ASK 21 / Swiss Air Force PC-9 airprox Cat A — see-and-avoid limits, 250 kt closure

Fruthwilen, Switzerland Alexander Schleicher ASK 21 Pilatus PC-9

Near Fruthwilen at about 1,200 m AMSL, a Swiss Air Force Pilatus PC-9/F and an ASK 21 on a VFR training flight just after aerotow release from Amlikon converged in a Cat A airprox; no one was injured. The PC-9 was at about 250 kt IAS. The student saw the PC-9 first and the instructor began evasive action at about 1 km; the PC-9 pilot saw the glider only mid-evasive and mistook the attitude for aerobatics. Closest approach was about 250 m horizontal and under 50 m vertical. FLARM did not warn as the PC-9 had no compatible CWS; the aircraft were also on different airfield frequencies. See-and-avoid reaches its limits at high closing speeds.

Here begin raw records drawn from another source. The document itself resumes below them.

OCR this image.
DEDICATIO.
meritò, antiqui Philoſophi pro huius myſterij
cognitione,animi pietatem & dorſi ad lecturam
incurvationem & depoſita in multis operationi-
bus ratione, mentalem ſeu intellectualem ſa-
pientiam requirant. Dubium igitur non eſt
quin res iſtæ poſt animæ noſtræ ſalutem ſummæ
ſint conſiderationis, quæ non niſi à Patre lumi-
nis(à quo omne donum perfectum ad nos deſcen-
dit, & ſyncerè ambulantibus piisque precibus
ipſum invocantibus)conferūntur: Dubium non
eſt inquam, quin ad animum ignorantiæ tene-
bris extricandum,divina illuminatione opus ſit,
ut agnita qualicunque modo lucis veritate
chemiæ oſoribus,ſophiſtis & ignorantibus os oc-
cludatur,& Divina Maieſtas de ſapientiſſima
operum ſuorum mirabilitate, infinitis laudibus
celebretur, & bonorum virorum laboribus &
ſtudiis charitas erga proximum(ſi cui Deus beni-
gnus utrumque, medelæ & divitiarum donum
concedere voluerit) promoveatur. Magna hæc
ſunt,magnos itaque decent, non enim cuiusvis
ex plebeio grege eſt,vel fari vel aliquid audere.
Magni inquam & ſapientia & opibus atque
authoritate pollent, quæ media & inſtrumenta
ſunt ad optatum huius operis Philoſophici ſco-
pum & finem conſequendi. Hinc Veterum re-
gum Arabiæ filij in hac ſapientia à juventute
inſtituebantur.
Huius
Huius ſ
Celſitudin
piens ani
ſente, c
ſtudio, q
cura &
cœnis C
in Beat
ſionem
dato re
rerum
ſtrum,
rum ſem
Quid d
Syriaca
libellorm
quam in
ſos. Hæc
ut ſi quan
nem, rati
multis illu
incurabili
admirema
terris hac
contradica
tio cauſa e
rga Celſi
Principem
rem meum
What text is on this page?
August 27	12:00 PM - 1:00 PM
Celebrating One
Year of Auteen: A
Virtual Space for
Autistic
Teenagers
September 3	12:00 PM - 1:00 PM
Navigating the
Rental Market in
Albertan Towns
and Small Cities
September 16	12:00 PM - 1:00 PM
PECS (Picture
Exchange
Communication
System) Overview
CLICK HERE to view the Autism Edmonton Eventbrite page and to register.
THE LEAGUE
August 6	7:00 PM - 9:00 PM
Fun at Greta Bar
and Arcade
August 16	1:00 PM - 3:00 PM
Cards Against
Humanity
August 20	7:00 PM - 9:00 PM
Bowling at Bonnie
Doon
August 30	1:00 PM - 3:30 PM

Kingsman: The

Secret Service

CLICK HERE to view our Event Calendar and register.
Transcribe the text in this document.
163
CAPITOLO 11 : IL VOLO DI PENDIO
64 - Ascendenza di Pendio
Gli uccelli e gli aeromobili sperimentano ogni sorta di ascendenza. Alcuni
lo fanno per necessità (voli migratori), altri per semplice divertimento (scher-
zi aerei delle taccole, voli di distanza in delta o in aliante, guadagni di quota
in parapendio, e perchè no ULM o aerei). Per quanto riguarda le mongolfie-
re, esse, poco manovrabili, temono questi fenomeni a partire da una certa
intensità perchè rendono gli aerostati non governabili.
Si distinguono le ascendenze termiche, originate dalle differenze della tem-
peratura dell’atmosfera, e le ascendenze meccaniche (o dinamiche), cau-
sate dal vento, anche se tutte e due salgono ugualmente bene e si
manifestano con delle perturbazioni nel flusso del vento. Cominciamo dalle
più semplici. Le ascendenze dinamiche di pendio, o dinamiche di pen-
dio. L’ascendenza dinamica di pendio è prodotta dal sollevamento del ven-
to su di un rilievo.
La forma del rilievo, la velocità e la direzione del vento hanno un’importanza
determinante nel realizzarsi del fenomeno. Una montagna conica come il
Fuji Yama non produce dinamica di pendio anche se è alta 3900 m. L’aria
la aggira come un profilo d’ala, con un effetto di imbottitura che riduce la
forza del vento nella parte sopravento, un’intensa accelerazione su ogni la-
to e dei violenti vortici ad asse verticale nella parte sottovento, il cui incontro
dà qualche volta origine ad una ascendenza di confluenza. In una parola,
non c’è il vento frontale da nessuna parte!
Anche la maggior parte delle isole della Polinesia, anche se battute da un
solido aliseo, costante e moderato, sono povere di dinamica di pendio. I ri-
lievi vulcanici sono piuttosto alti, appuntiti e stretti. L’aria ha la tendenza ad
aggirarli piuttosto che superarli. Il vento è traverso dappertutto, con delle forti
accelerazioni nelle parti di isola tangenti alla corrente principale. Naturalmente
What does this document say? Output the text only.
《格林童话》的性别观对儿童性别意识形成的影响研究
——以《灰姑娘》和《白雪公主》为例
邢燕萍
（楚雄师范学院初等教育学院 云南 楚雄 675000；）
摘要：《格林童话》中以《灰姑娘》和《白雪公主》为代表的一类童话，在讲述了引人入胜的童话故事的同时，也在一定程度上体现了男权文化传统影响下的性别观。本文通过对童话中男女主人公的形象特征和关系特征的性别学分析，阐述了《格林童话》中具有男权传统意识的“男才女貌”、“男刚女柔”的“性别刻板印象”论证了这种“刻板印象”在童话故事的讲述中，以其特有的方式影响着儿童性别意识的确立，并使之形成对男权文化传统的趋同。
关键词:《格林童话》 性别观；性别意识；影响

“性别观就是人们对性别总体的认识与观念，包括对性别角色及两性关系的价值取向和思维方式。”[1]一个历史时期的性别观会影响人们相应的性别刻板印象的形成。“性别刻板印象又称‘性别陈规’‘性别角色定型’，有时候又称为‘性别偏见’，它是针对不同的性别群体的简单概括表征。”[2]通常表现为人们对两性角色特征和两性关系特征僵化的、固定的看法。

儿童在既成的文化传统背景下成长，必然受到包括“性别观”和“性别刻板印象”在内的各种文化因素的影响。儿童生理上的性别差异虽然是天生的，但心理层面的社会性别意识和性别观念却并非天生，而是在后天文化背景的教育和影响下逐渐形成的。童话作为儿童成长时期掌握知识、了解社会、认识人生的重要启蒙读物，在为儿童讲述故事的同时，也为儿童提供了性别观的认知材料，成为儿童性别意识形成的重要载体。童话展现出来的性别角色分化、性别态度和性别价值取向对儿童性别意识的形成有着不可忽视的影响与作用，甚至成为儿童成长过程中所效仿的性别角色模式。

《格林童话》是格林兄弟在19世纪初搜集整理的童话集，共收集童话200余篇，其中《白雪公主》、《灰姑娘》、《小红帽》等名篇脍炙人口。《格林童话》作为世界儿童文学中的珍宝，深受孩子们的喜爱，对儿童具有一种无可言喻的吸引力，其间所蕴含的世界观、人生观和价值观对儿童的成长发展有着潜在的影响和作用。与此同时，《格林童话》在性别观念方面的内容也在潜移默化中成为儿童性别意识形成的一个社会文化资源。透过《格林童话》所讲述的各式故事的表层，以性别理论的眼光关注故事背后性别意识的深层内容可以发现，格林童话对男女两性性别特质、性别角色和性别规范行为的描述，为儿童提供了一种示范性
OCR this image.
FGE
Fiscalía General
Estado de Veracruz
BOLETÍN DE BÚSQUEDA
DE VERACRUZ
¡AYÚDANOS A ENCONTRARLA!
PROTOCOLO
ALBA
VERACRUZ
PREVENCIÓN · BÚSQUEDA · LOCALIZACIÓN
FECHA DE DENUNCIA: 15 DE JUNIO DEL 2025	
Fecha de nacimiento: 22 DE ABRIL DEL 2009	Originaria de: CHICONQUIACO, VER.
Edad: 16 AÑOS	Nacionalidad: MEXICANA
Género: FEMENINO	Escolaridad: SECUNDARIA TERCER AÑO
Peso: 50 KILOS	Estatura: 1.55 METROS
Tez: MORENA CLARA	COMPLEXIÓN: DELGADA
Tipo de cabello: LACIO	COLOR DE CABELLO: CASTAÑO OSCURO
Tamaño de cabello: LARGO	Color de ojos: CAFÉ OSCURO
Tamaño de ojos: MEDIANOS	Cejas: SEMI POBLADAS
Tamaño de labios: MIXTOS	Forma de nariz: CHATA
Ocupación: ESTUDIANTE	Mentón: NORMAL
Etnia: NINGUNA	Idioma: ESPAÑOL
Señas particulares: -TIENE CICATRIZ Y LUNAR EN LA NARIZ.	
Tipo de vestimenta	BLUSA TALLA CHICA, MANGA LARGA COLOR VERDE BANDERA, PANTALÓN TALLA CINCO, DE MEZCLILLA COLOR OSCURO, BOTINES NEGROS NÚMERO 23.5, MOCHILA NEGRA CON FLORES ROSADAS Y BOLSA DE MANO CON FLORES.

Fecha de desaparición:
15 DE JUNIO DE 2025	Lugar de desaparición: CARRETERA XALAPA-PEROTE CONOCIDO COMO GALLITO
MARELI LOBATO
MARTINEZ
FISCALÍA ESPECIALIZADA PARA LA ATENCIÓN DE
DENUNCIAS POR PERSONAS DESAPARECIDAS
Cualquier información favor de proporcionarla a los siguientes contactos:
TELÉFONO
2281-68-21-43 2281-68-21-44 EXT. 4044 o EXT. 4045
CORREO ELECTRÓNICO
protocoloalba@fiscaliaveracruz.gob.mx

  1. ASK 21 post-aerotow VFR training: ASK 21 (HB-1630) released from aerotow at ~1 350 m AMSL after launch from Amlikon (LSPA) at 11:02; instructor and student on board, flying east toward Fruthwilen at ~60 kt over the ground. Radio on Amlikon frequency.
  2. PC-9 military training overflight: Swiss Air Force PC-9/F (C-408) on a VFR training sortie from Emmen; had overflown Tanklager Tägerschen for army flak training, passed east of Lommis, then overflew Amlikon area at 4 000 ft. Northbound at ~275 kt ground speed (~250 kt IAS) at ~1 250 m AMSL. Radio on Lommis frequency.
  3. Class E, see-and-avoid only: Both aircraft in Class E airspace; no mandatory separation. Cloud base ~4 000 m AMSL, vis >10 km.
  4. Different radio frequencies: ASK 21 on Amlikon (LSPA) frequency; PC-9 on Lommis (LSZT) frequency. PC-9 did not tune Amlikon when overflying. Neither could hear the other's position calls.
  5. PC-9 had no CWS; FLARM no warning: PC-9 carried no collision-warning system. The ASK 21's FLARM did not warn — PC-9 had no FLARM/ADS-B-compatible equipment.
  6. Convergence near Fruthwilen at ~1 200 m: Closing speed about 310 kt (PC-9 ~250 kt + glider ~60 kt). At ~1 km separation, the student spotted the PC-9 and the instructor initiated an evasive (bank + nose-down).
  7. PC-9 pilot misread the evasive: The PC-9 pilot saw the glider only when it was already in the evasive attitude (~200 m left-front) and perceived it as an acrobatic figure, not an avoidance maneuver.
  8. Airprox Cat A, no injuries: Closest approach ~250 m horizontal, <50 m vertical, six seconds after the evasive began. Both flights continued without incident. SUST: a similar near-miss involving a PC-9 occurred the next day at Lommis pattern altitude.